Perceived low interest rates are driving investor and borrower behaviour
Both bank term deposit and lending rates are at or close to generational lows. In response, term deposit investors are searching for higher yielding opportunities, having seen rates approximately halve since March 2008. Often, they are purchasing products specifically designed to provide higher income but with a bundle of unappreciated risks attached. Or, they are venturing into “nice, safe” high dividend paying shares!
On the other hand, housing borrowers, are in seventh heaven. More people now qualify to borrow more money to pay even higher house prices. The banks, eager to maintain and increase profits, are only too happy to oblige.
But we think many investors and borrowers suffer from what economists call “money illusion” when it comes to interest rates. They make decisions based on nominal or actual rates, failing to take account of actual and expected inflation. Our previous articles, “Are home loan interest rates really low?” and “Baby boomers’ housing experience may not repeat” examined this issue primarily from a borrowing perspective.

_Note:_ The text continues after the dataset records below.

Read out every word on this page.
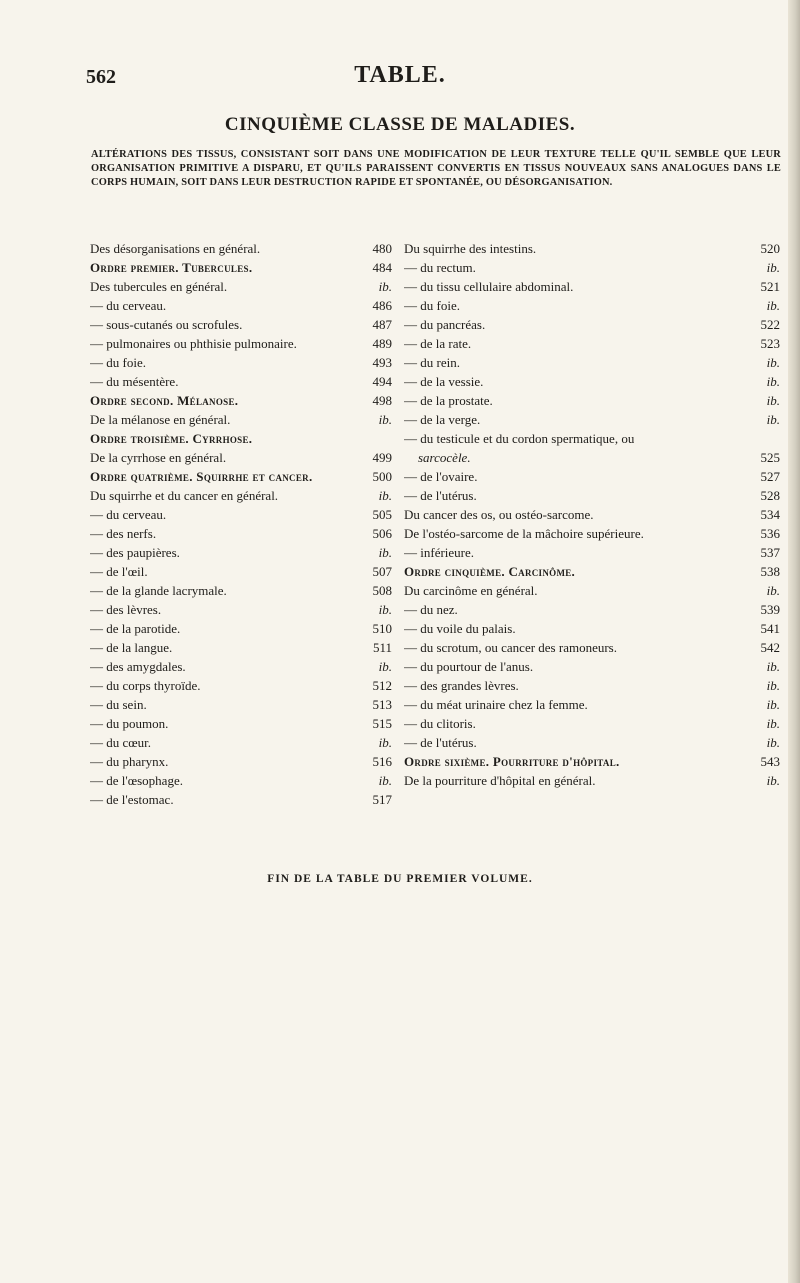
562	TABLE.
CINQUIÈME CLASSE DE MALADIES.
ALTÉRATIONS DES TISSUS, CONSISTANT SOIT DANS UNE MODIFICATION DE LEUR TEXTURE TELLE QU'IL SEMBLE QUE LEUR ORGANISATION PRIMITIVE A DISPARU, ET QU'ILS PARAISSENT CONVERTIS EN TISSUS NOUVEAUX SANS ANALOGUES DANS LE CORPS HUMAIN, SOIT DANS LEUR DESTRUCTION RAPIDE ET SPONTANÉE, OU DÉSORGANISATION.
Des désorganisations en général.	480
Ordre premier. Tubercules.	484
Des tubercules en général.	ib.
— du cerveau.	486
— sous-cutanés ou scrofules.	487
— pulmonaires ou phthisie pulmonaire.	489
— du foie.	493
— du mésentère.	494
Ordre second. Mélanose.	498
De la mélanose en général.	ib.
Ordre troisième. Cyrrhose.
De la cyrrhose en général.	499
Ordre quatrième. Squirrhe et cancer.	500
Du squirrhe et du cancer en général.	ib.
— du cerveau.	505
— des nerfs.	506
— des paupières.	ib.
— de l'œil.	507
— de la glande lacrymale.	508
— des lèvres.	ib.
— de la parotide.	510
— de la langue.	511
— des amygdales.	ib.
— du corps thyroïde.	512
— du sein.	513
— du poumon.	515
— du cœur.	ib.
— du pharynx.	516
— de l'œsophage.	ib.
— de l'estomac.	517
Du squirrhe des intestins.	520
— du rectum.	ib.
— du tissu cellulaire abdominal.	521
— du foie.	ib.
— du pancréas.	522
— de la rate.	523
— du rein.	ib.
— de la vessie.	ib.
— de la prostate.	ib.
— de la verge.	ib.
— du testicule et du cordon spermatique, ou
sarcocèle.	525
— de l'ovaire.	527
— de l'utérus.	528
Du cancer des os, ou ostéo-sarcome.	534
De l'ostéo-sarcome de la mâchoire supérieure.	536
— inférieure.	537
Ordre cinquième. Carcinôme.	538
Du carcinôme en général.	ib.
— du nez.	539
— du voile du palais.	541
— du scrotum, ou cancer des ramoneurs.	542
— du pourtour de l'anus.	ib.
— des grandes lèvres.	ib.
— du méat urinaire chez la femme.	ib.
— du clitoris.	ib.
— de l'utérus.	ib.
Ordre sixième. Pourriture d'hôpital.	543
De la pourriture d'hôpital en général.	ib.
FIN DE LA TABLE DU PREMIER VOLUME.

In this article, we examine money and, perhaps, tax illusion from an investor viewpoint. Just as borrowers are potentially over committing themselves because they consider that interest rates are low, the same consideration is driving investors to take risks they don’t understand and may not need to take. If things go wrong, the consequences could be severe.
What are interest rates doing, after-inflation and after-tax?

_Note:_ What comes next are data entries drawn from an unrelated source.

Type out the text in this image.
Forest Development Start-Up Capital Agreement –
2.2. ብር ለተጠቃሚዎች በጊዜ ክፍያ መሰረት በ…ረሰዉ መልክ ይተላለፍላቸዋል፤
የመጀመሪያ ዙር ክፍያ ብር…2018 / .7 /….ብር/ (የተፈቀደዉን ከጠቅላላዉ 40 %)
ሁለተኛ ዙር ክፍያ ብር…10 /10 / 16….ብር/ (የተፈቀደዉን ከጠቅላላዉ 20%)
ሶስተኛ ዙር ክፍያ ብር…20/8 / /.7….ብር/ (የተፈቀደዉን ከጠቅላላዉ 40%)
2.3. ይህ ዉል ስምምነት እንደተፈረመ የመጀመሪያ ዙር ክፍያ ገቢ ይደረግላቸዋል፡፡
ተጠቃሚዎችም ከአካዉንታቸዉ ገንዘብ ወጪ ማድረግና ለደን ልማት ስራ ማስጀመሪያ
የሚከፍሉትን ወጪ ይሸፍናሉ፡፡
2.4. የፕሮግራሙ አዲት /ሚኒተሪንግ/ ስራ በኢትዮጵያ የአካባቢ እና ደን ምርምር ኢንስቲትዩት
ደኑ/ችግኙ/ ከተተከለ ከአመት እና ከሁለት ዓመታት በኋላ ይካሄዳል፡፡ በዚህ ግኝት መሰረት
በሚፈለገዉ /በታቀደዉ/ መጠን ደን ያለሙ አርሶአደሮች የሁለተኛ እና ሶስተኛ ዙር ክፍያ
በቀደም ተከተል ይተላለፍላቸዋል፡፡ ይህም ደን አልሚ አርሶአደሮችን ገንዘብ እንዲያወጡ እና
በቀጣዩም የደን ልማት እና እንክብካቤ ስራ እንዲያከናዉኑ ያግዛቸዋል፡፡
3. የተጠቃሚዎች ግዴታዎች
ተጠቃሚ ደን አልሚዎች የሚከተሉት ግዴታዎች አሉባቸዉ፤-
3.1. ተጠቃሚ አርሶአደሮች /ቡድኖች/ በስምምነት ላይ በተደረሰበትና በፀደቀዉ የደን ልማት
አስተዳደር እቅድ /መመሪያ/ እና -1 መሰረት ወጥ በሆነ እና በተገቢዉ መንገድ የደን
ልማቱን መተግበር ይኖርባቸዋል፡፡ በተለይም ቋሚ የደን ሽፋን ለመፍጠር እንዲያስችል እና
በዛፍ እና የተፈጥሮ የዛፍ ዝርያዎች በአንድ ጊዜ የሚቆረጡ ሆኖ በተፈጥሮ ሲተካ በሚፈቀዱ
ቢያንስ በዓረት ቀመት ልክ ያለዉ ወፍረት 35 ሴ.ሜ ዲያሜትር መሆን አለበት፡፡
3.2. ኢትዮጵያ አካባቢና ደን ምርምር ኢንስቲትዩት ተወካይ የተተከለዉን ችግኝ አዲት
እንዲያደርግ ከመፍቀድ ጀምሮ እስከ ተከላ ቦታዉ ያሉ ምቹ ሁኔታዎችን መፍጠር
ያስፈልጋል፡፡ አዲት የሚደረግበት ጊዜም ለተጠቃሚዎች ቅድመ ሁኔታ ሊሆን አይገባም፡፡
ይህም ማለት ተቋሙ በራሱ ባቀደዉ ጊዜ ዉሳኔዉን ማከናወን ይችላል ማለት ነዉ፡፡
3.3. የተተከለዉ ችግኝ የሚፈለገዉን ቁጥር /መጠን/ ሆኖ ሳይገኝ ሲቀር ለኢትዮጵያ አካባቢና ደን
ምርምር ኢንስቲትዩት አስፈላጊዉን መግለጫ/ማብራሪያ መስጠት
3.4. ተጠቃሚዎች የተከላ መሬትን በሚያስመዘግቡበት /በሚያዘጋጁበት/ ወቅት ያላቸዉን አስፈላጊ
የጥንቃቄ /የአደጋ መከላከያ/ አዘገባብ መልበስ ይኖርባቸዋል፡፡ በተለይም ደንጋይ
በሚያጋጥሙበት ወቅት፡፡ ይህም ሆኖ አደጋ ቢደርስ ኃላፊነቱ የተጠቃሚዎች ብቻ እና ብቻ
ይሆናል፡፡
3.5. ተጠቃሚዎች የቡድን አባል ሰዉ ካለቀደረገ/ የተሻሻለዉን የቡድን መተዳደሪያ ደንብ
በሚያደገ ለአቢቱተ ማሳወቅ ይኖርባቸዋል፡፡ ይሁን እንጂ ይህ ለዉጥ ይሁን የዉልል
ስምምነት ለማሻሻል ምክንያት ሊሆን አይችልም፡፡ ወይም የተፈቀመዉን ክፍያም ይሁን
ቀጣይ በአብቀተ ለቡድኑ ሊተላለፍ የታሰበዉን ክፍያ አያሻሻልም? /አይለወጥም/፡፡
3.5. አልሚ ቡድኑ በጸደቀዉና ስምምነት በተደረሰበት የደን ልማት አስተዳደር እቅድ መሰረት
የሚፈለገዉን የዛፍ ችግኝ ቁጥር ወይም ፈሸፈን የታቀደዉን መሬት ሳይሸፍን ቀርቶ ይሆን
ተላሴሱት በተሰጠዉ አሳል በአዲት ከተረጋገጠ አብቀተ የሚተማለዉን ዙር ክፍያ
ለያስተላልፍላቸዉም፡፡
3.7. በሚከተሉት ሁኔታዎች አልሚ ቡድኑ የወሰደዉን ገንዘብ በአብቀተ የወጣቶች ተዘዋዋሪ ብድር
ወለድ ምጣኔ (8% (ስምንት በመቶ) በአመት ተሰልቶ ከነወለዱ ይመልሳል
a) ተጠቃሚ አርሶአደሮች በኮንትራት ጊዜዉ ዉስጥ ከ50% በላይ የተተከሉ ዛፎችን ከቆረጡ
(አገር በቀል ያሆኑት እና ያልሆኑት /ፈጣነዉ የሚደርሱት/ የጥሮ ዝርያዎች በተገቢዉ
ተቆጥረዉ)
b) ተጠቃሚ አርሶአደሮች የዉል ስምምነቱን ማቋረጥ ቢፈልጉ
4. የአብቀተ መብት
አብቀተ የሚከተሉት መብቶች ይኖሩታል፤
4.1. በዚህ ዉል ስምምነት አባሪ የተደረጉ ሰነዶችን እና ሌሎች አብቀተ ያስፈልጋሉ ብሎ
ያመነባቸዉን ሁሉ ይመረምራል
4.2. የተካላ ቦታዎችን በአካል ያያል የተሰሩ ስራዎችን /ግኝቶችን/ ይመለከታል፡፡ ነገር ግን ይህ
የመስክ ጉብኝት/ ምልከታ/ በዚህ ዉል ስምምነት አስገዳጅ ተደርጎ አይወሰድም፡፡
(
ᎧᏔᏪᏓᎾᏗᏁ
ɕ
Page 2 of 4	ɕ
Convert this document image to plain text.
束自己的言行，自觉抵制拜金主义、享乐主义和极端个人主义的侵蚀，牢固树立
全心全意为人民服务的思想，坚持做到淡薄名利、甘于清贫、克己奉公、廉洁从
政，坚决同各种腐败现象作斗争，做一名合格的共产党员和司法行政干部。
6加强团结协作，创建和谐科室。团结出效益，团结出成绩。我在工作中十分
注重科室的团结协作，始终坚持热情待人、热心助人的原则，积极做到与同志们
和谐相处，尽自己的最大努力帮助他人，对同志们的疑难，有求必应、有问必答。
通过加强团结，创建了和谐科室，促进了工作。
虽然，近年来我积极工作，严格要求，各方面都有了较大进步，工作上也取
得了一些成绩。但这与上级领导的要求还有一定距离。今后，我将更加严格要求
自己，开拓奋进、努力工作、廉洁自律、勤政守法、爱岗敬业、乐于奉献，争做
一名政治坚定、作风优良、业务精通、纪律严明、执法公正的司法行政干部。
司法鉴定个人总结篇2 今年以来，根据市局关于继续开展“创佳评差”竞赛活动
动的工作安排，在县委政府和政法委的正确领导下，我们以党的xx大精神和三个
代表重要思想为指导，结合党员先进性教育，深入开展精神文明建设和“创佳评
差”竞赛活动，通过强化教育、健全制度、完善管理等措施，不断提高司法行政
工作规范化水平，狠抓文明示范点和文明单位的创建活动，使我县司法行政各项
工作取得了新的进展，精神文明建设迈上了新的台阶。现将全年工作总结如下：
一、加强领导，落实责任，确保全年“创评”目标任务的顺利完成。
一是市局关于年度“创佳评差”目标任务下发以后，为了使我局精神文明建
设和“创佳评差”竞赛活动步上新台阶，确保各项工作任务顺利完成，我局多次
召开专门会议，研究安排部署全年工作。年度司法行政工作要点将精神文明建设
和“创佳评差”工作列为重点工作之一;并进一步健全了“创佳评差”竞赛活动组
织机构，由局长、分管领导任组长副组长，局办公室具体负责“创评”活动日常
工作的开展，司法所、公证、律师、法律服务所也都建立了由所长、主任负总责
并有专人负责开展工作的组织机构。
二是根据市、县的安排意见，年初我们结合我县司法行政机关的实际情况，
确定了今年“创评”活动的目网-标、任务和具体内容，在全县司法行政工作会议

There is no doubt that in nominal terms, term deposits rates are at or near historical lows, as revealed in the chart below:
Rates of about 3.2% p.a. as at 30 June 2013 are well below the average 7.1% p.a. recorded since March 1982 and significantly less than the double digit returns on offer through most of the 1980’s. Many current retirees, looking for a safe and steady income on their investments, may think they are hard done by compared with their counterparts of the 1980’s.
But a key determinant of interest rate levels is the inflation rate. The significant drop in interest rates experienced since the early 1990’s largely mirrors the reduction in inflation, as revealed in the following chart:
It’s the real, or after-inflation, return rather than the nominal return on your investments that should be your primary concern. It determines the amount of goods and services your investment income can buy.
The following chart shows the real term deposit return (actual return less inflation) for the period under consideration:
After-inflation, term deposit rates were well above average through the 1980’s but have provided a significantly lower return of between 0-3% p.a. above inflation for the past 15 or so years. To expect anything more than this on a long term basis from what is regarded as a very low risk investment is, in our view, unrealistic. In particular, there is nothing to suggest that current term deposit rates are sufficiently low, in real terms, to prompt significant changes in investor risk taking behaviour.
The obvious question then is why were real rates so much higher in the 1980’s and why shouldn’t that experience be perceived as the normal. At least a partial explanation rests on the interaction of the tax system and inflation. Investment income is taxed before inflation, so the same real interest rate provides a lower after-tax real return at high inflation rates than at low inflation rates.
The table below illustrates this. It shows that the after-tax return for a 3% p.a. real rate is higher when inflation is a “Low” 2.5% p.a. than when it is a “High” 8% p.a.:
| “Low” Inflation (% p.a.) | “High” Inflation (% p.a.) |
(1) Inflation | 2.50 | 8.00 |
(2) Real interest rate | 3.00 | 3.00 |
(3) Actual interest rate*(=(1)*(2)) | 5.50 | 11.00 |
(4) Tax (at 30%) | -1.65 | -3.30 |
(5) After-tax actual interest rate (=(3)-(4)) | 3.85 | 7.70 |
(6) After-tax real interest rate* (=(5)-(1)) | 1.35 | -0.30 |
* Compounding effect ignored
The chart below provides historical after-tax and after-inflation term deposit rates for two tax rates, the current top marginal tax rate (46.5%) and the company tax rate (30%):
Despite high actual and real term deposit rates during the 1980’s, the high inflation over that period resulted in real, after-tax rates that were not that much higher, on average, than those experienced in the past 15 years. The frequent negative real, after-tax rates experienced by investors in the 1980’s were mirrored by low and, sometimes, negative, real after-tax costs for borrowers, even though actual borrowing rates were high.
So, tax paying borrowers could afford to pay high real interest rates, enabling banks to offer high real rates to attract deposits. At low rates of inflation, this non-neutral tax effect becomes less distorting. It’s hard to see how the high real rates of the 1980’s could return without inflation again rising to levels experienced at that time.
Interest rates aren’t as low as they seem
In terms of what really matters (i.e. after-tax and after-inflation), interest rates are not at levels that would appear to justify some of the significant changes in both investor and borrower behaviour that we are currently seeing. Real interest rates would need to fall further (possibly to or below zero) and/or inflation rise dramatically.
Perhaps, that is the expectation, and both investors and borrowers are moving in anticipation. But we think it has more to do with them suffering a dose of money illusion. As a result, they are exposing themselves to risks they don’t fully appreciate.